Bladder instillation involves filling the bladder with a solution containing dimethyl sulfoxide (Rimso-50), also called DMSO. The DMSO solution is held in the bladder for 10 to 15 minutes before it’s emptied. One treatment cycle typically includes up to two treatments per week for six to eight weeks, and the cycle can be repeated as needed.
It’s thought that the DMSO solution may reduce inflammation of the bladder wall. It may also prevent muscle spasms that cause pain, frequency, and urgency.
Electrical nerve stimulation
Transcutaneous electrical nerve stimulation (TENS) delivers mild electrical pulses through the skin to stimulate the nerves to the bladder. TENS may help relieve symptoms by increasing blood flow to the bladder, strengthening pelvic muscles that help control the bladder, or triggering the release of substances that block pain.
Many people with IC discover that specific foods and beverages make their symptoms worse. Common foods that may worsen IC include:
- anything with caffeine
- acidic foods like citrus fruits and juices
Your doctor will help you to determine if you are sensitive to any foods or beverages.
Although there is no proven correlation between smoking and IC, smoking is definitely linked to bladder cancer. It’s possible that quitting smoking may help lessen or relieve your symptoms.
Maintaining an exercise routine may help you manage your symptoms. You may have to modify your routine so that you avoid high-impact activity that causes flare-ups. Try some of these workouts:
- tai chi
- low-impact aerobics or Pilates
A physical therapist can teach you exercises to strengthen your bladder and pelvic muscles. Talk to your doctor about meeting with a physical therapist.
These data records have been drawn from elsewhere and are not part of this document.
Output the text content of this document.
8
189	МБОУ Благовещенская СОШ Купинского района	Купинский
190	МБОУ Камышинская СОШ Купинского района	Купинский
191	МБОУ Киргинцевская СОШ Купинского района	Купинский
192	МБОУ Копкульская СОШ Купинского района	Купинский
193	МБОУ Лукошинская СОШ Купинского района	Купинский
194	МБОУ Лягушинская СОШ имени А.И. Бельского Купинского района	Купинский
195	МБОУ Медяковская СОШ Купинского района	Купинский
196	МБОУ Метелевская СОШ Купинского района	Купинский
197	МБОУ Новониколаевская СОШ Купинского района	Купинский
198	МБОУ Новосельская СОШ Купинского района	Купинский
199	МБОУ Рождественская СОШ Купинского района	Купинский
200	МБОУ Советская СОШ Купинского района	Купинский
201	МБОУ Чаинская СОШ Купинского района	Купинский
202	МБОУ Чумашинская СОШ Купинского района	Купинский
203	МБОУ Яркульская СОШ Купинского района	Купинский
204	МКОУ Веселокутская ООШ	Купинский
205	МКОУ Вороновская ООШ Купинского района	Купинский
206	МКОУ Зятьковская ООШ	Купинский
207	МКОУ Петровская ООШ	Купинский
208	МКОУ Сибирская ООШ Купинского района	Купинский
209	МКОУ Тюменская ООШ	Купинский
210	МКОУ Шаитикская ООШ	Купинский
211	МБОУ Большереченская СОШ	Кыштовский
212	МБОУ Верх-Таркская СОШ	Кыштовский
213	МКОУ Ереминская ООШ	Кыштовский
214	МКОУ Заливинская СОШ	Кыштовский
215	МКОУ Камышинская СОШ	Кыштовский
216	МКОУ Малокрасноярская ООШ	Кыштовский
Techniques designed to lengthen the time between urinating may help relieve symptoms. Your doctor can discuss these techniques with you.
Learning to deal with life’s stresses and the stress of having IC may provide symptom relief. Meditation and biofeedback may also help.
There are several surgical options to increase the size of the bladder and remove or treat ulcers in the bladder. Surgery is rarely used and is considered only when symptoms are severe and other treatments have failed to provide relief. Your doctor will discuss these options with you if you are a candidate for surgery.
There is no cure for IC. It can last for years or even a lifetime. The main goal of treatment is to find the combination of therapies that best provides long-term symptom relief.